We had a dive bar in PHX called the “OX” it had 4-5 Valley Bar Boxes, it catered to local group, and host pool tournaments geared toward the “C” Players. The place did well, because the owner was creative like had free hot dog & Chip during football season. But the owner let the Ox get more and more divy. Finally the place close the door. I say the reason was lack of cleaning, lack of repairs, lack of business when recession hit hard.

Now the Ox joint the last of places in the Valley of the sun that re preeminently closed.
 

pogmothoin

AzB Gold Member
Gold Member
Silver Member
In NJ a liquor license can cost $500,000 to a $1,000,000. No pool rooms that I know of here sell beer, wine or liquor. Some have food but nothing extensive.

Some towns allow BYOB, some do not. It's up to the town.

So pool halls in NJ have a very limited opportunity to make enough money to make it worth your time.
 

CocoboloCowboy

Cowboys are my hero's
Silver Member
Well most of the pool room, pool bars, and sport bars with pool table in the Metro PHX area sell beer at a minimum. I can only think of one place that tried Pool without liquor. It was called "Sweet Tooth Billiards" their business plan was coffee, Expresso, and foo foo coffee drinks. The pool players walk across the parking lot to get their beer or liquor fix. After maybe a year Sweet Tooth went belly up as I could have predicted.
 

CocoboloCowboy

Cowboys are my hero's
Silver Member
Ther truth is your professor had more book experence than most people in business who open ventures & go but the first or second year.

Honeslty a opening a B & M location is a major investment in Capitol be it a bike shop, pool room, or bar with pool tables.

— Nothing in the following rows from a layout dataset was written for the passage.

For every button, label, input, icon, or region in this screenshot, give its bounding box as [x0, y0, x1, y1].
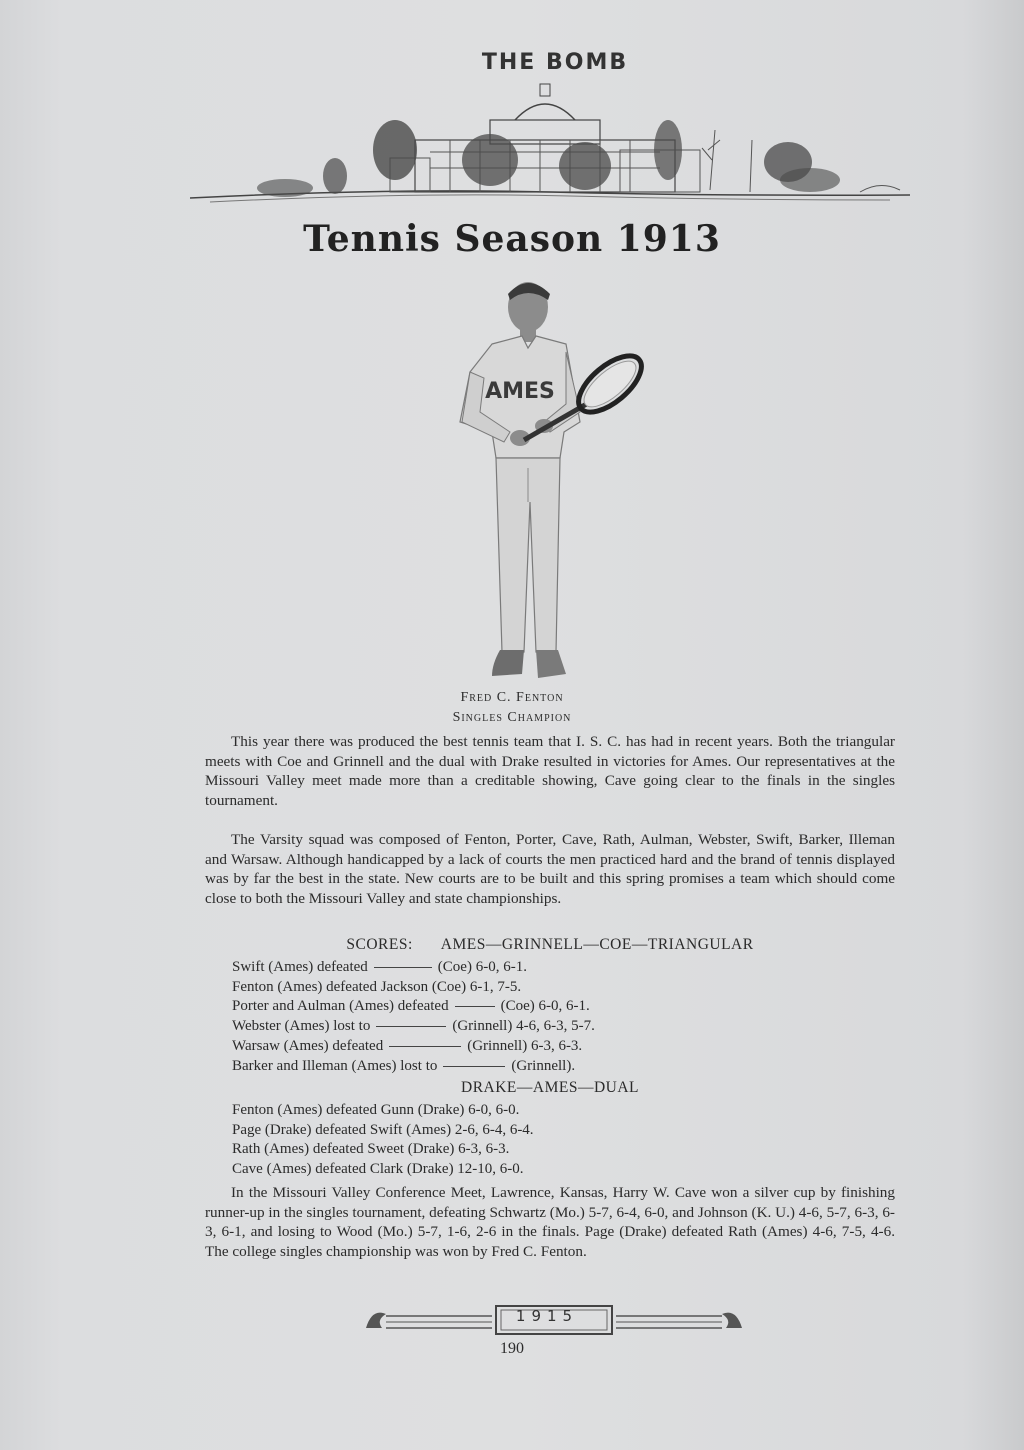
- jersey-lettering: AMES: [485, 379, 555, 404]
- dual-heading: DRAKE—AMES—DUAL: [461, 1079, 639, 1096]
- list-item: Webster (Ames) lost to (Grinnell) 4-6, 6-3, 5-7.: [232, 1018, 595, 1035]
- list-item: Barker and Illeman (Ames) lost to (Grinnell).: [232, 1057, 576, 1074]
- page-number: 190: [500, 1340, 524, 1357]
- list-item: Fenton (Ames) defeated Gunn (Drake) 6-0, 6-0.: [232, 1102, 520, 1118]
- player-photo: [440, 272, 650, 692]
- list-item: Rath (Ames) defeated Sweet (Drake) 6-3, 6-3.: [232, 1141, 510, 1158]
- scores-label: SCORES:: [346, 936, 413, 953]
- caption-title: Singles Champion: [452, 710, 572, 725]
- page-title: Tennis Season 1913: [303, 218, 721, 260]
- list-item: Cave (Ames) defeated Clark (Drake) 12-10, 6-0.: [232, 1161, 524, 1178]
- player-figure: [440, 272, 650, 692]
- header-ornament: [190, 50, 910, 210]
- list-item: Page (Drake) defeated Swift (Ames) 2-6, 6-4, 6-4.: [232, 1121, 534, 1138]
- valley-paragraph: In the Missouri Valley Conference Meet, Lawrence, Kansas, Harry W. Cave won a silver cup by finishing runner-up in the singles tournament, defeating Schwartz (Mo.) 5-7, 6-4, 6-0, and Johnson (K. U.) 4-6, 5-7, 6-3, 6-3, 6-1, and losing to Wood (Mo.) 5-7, 1-6, 2-6 in the finals. Page (Drake) defeated Rath (Ames) 4-6, 7-5, 4-6. The college singles championship was won by Fred C. Fenton.: [205, 1184, 895, 1260]
- caption-name: Fred C. Fenton: [460, 690, 564, 705]
- triangular-heading: [205, 936, 895, 954]
- list-item: Swift (Ames) defeated (Coe) 6-0, 6-1.: [232, 959, 527, 975]
- campus-illustration: [190, 80, 910, 210]
- list-item: Warsaw (Ames) defeated (Grinnell) 6-3, 6-3.: [232, 1037, 583, 1054]
- triangular-title: AMES—GRINNELL—COE—TRIANGULAR: [440, 936, 754, 953]
- intro-paragraph: This year there was produced the best tennis team that I. S. C. has had in recent years. Both the triangular meets with Coe and Grinnell and the dual with Drake resulted in victories for Ames. Our representatives at the Missouri Valley meet made more than a creditable showing, Cave going clear to the finals in the singles tournament.: [205, 733, 895, 809]
- list-item: Fenton (Ames) defeated Jackson (Coe) 6-1, 7-5.: [232, 978, 522, 995]
- list-item: Porter and Aulman (Ames) defeated (Coe) 6-0, 6-1.: [232, 998, 590, 1015]
- footer-year: 1915: [515, 1307, 579, 1325]
- publication-title: THE BOMB: [481, 50, 629, 75]
- triangular-results: [232, 958, 892, 1076]
- squad-paragraph: The Varsity squad was composed of Fenton, Porter, Cave, Rath, Aulman, Webster, Swift, Barker, Illeman and Warsaw. Although handicapped by a lack of courts the men practiced hard and the brand of tennis displayed was by far the best in the state. New courts are to be built and this spring promises a team which should come close to both the Missouri Valley and state championships.: [205, 831, 895, 907]
- dual-results: [232, 1101, 892, 1180]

Many romantic people put their life saving into something they think would be cool to have, but can not make a go of it because of fixed operating costs being more then revenues..

Honestly a 4.5 X 9 foot pool table take 300 square feet of floor space to be able to move around well. Ten table is an investment of a building of 4500 Sq FT because of room taken up by two prest room, storage are, and of cours an are for inventory & cash register etc.

If you are paying $30.00/100 SQ. FT. Rent that is almost $1,500.00 per month just for rent.
 

ronscuba

AzB Silver Member
Silver Member
Good to have both knowledge and experience.

A sound business plan at a minimum includes estimates on operating costs, maintenance costs, income, profits, investment costs, return on investment timelines. The more accurate your estimates, the more accurate the plan will be.

This is really kind of basic stuff that surprisingly, many new business owners never do. As a result, most new businesses fail.

There are no guarantees of success or failure, but if you have the knowledge to create a sound business plan at least you can estimate the likelihood of success.